We use **Z-Score** to identify states that deviate significantly from the national average Inactivity Index.
- **Z > 2**: Significantly High Inactivity (Potential ghost beneficiaries or migration OUT).
- **Z < -2**: Significantly High Activity (Potential migration IN or high service dependency).

In [None]:
mean_inactivity = df_master['Inactivity_Index'].mean()
std_inactivity = df_master['Inactivity_Index'].std()

df_master['Z_Score'] = (df_master['Inactivity_Index'] - mean_inactivity) / std_inactivity

anomalies = df_master[(df_master['Z_Score'] > 2) | (df_master['Z_Score'] < -2)]

print("Detected Anomalies:")
display(anomalies[['state', 'Total_Enrolment', 'Total_Authentications', 'Inactivity_Index', 'Z_Score']])

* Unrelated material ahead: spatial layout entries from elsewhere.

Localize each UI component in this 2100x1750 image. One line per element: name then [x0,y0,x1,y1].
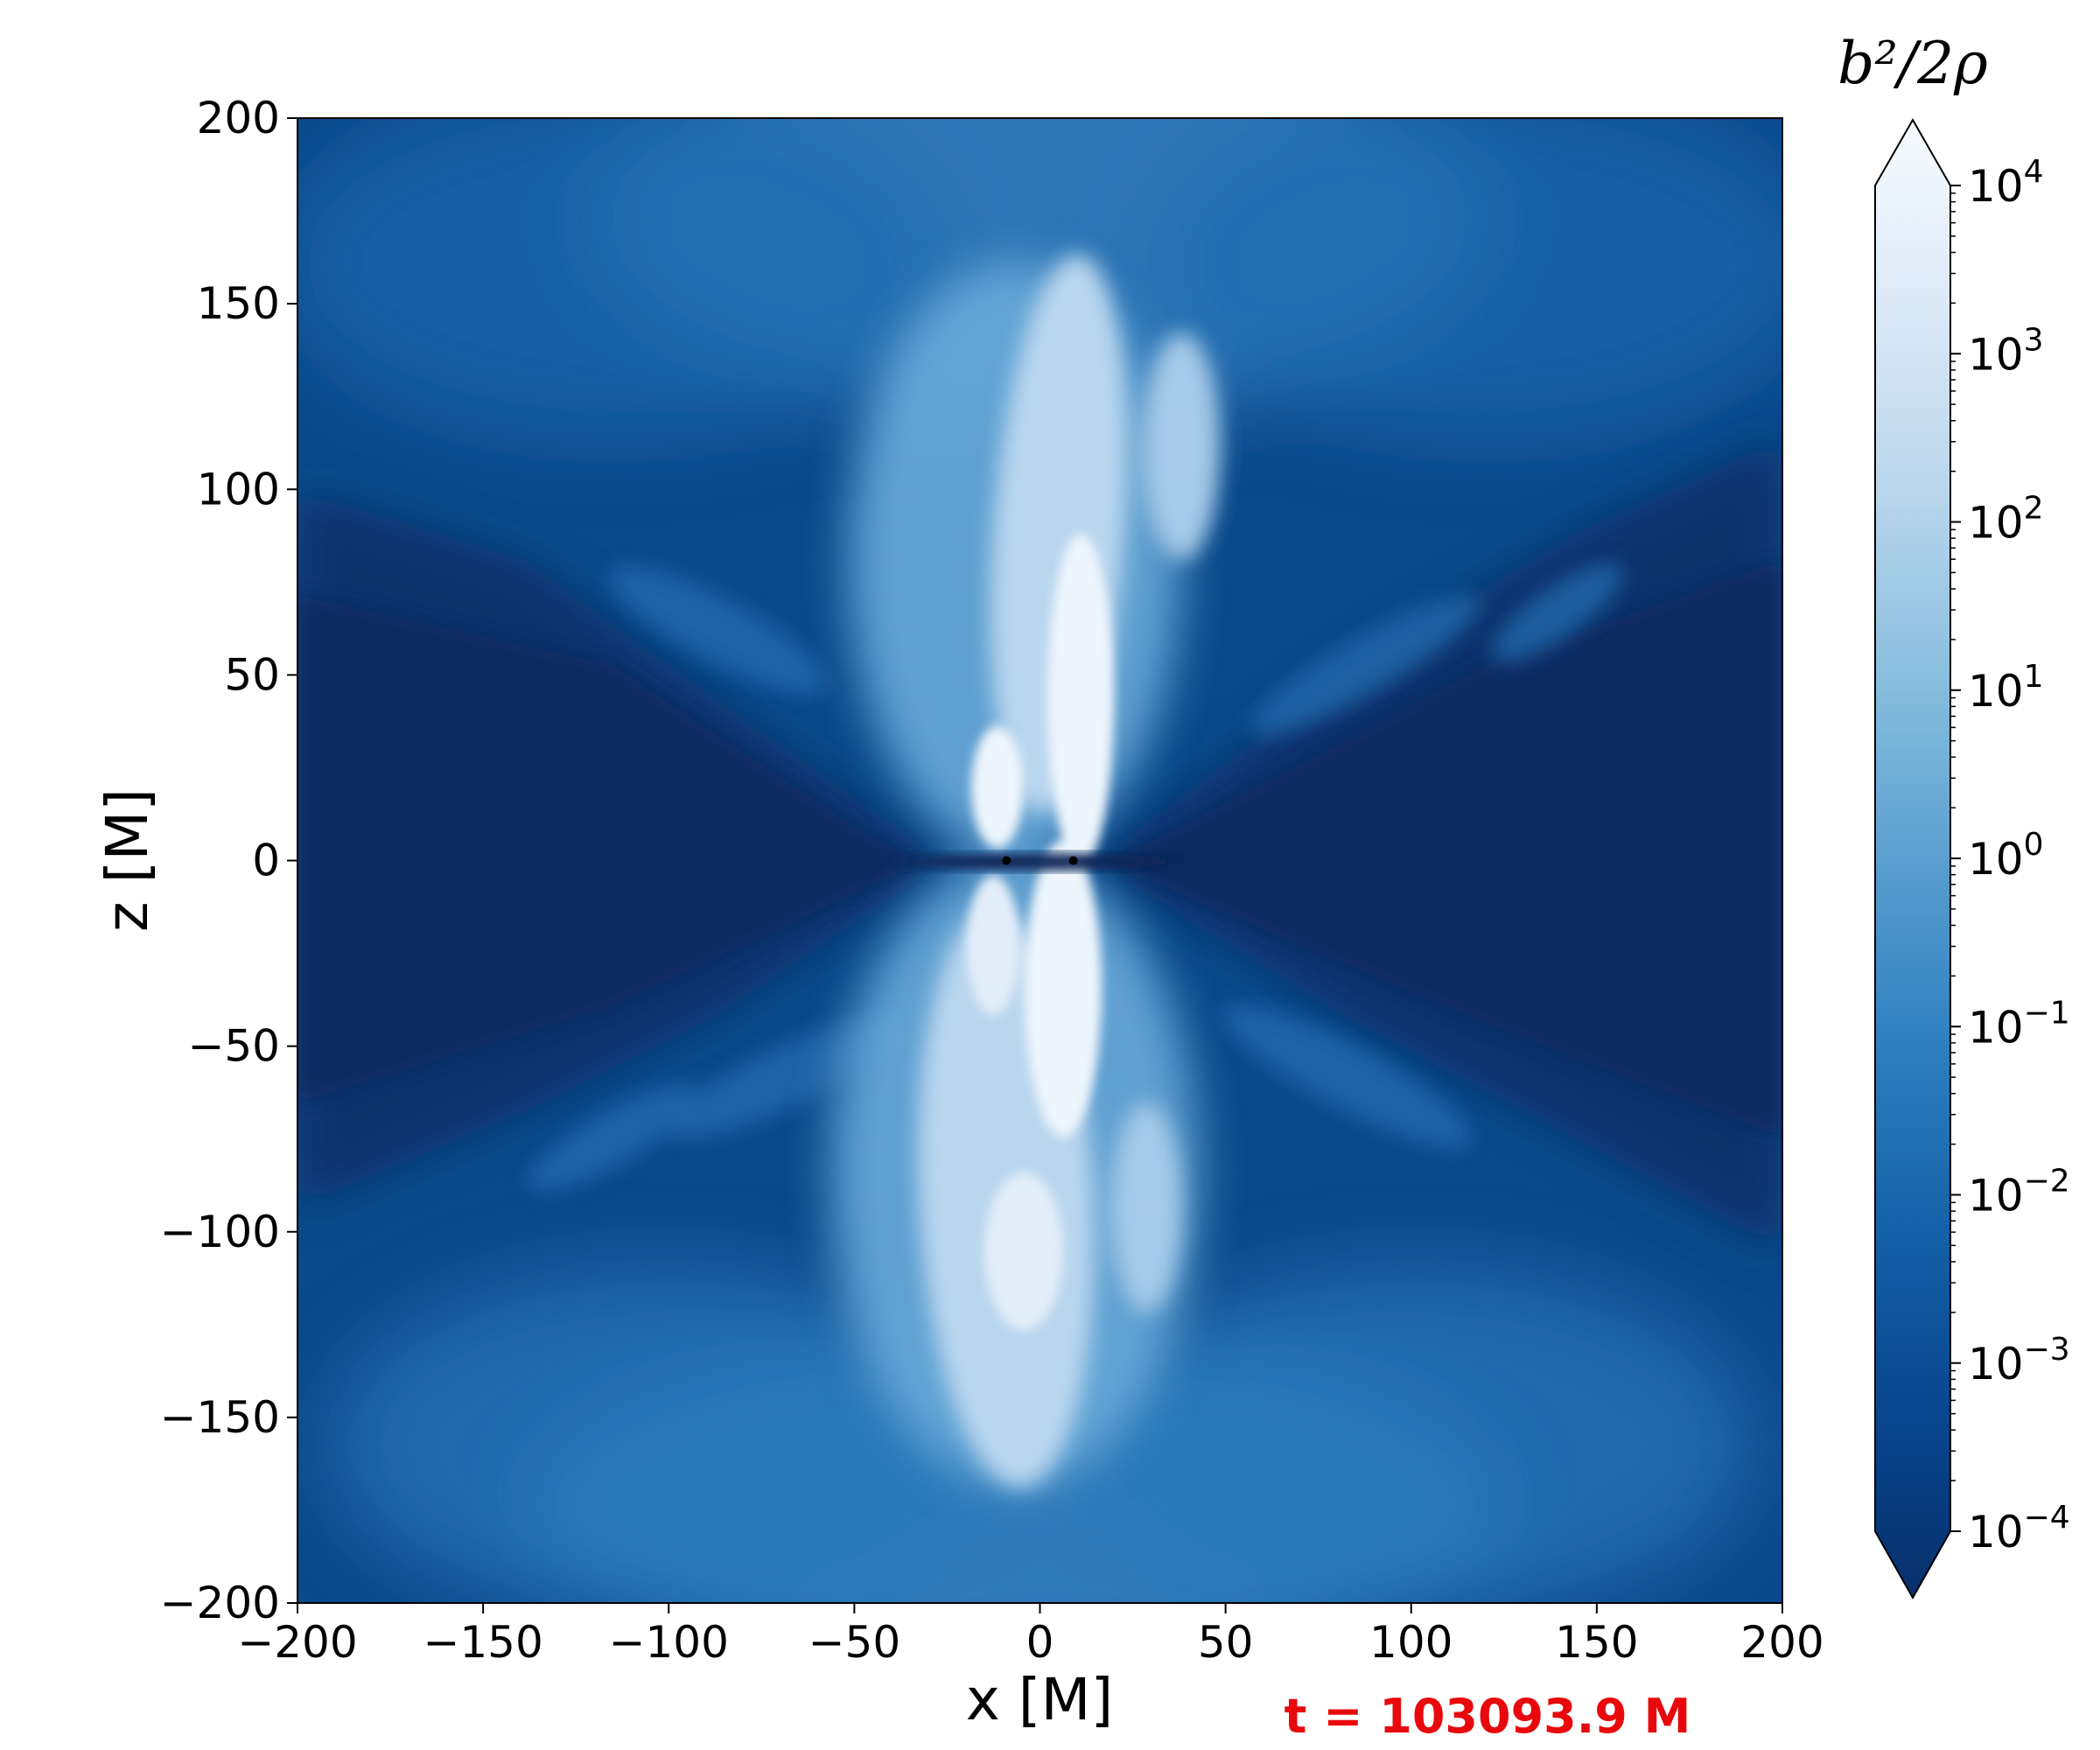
black-hole-marker [1068,856,1078,865]
x-tick-label: 150 [1555,1617,1638,1668]
black-hole-marker [1002,856,1012,865]
colorbar-ticks: 104 103 102 101 100 10−1 10−2 10−3 10−4 [1950,154,2070,1558]
y-tick-label: 200 [197,93,280,144]
colorbar-tick-label: 10−1 [1968,995,2070,1053]
heatmap-field [298,118,1782,1603]
y-tick-label: 50 [224,649,280,700]
colorbar: 104 103 102 101 100 10−1 10−2 10−3 10−4 b²/2ρ [1838,30,2070,1600]
colorbar-tick-label: 102 [1968,491,2044,549]
y-tick-label: 150 [197,278,280,329]
y-axis-title: z [M] [94,788,161,932]
colorbar-tick-label: 10−3 [1968,1332,2070,1390]
x-tick-label: −50 [808,1617,901,1668]
y-tick-label: −50 [187,1021,280,1072]
colorbar-tick-label: 103 [1968,322,2044,380]
x-tick-label: −200 [237,1617,357,1668]
colorbar-tick-label: 10−4 [1968,1500,2070,1558]
x-tick-label: 50 [1198,1617,1254,1668]
y-tick-label: 100 [197,464,280,514]
x-tick-label: −100 [609,1617,729,1668]
y-axis-ticks: −200 −150 −100 −50 0 50 100 150 200 [160,93,298,1628]
time-annotation: t = 103093.9 M [1284,1689,1691,1744]
x-axis-ticks: −200 −150 −100 −50 0 50 100 150 200 [237,1603,1824,1668]
colorbar-tick-label: 104 [1968,154,2044,212]
y-tick-label: −100 [160,1207,280,1257]
y-tick-label: 0 [252,836,280,886]
y-tick-label: −150 [160,1392,280,1443]
colorbar-body [1874,117,1951,1600]
x-tick-label: 200 [1740,1617,1824,1668]
y-tick-label: −200 [160,1578,280,1628]
x-tick-label: 0 [1026,1617,1054,1668]
colorbar-tick-label: 101 [1968,659,2044,717]
colorbar-title: b²/2ρ [1838,30,1988,97]
x-axis-title: x [M] [966,1666,1113,1733]
x-tick-label: 100 [1369,1617,1452,1668]
black-hole-markers [1002,856,1078,865]
colorbar-tick-label: 10−2 [1968,1164,2070,1222]
colorbar-tick-label: 100 [1968,827,2044,885]
x-tick-label: −150 [423,1617,542,1668]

plt.figure(figsize=(10, 6))
sns.scatterplot(data=df_master, x='Total_Enrolment', y='Inactivity_Index', hue='Z_Score', palette='RdBu_r', size='Z_Score')
plt.title("Anomaly Detection: Inactivity vs Enrolment Size")
plt.axhline(mean_inactivity, color='gray', linestyle='--')
plt.show()

# 5. Policy Recommendations

Based on the analysis:

1. **High Inactivity States**:
    - States with high Z-scores require targeted **Aadhaar usage drives**.
    - Investigation into **dead/duplicate entries** is recommended if demographic updates provided are also low.
    
2. **High Utilization States**:
    - States with negative Inactivity Indices (High utilization) likely have **migrant inflows** or heavy reliance on DBT (Direct Benefit Transfer).
    - Recommendation: Strengthen **authentication infrastructure** (server capacity, biometric devices) in these regions to prevent failures.
    
3. **Demographic vs Biometric**:
    - Regions with disproportionately high Demographic authentication may be facing **biometric failures** (e.g., manual override or OTP fallback). Targeted hardware audits are advised.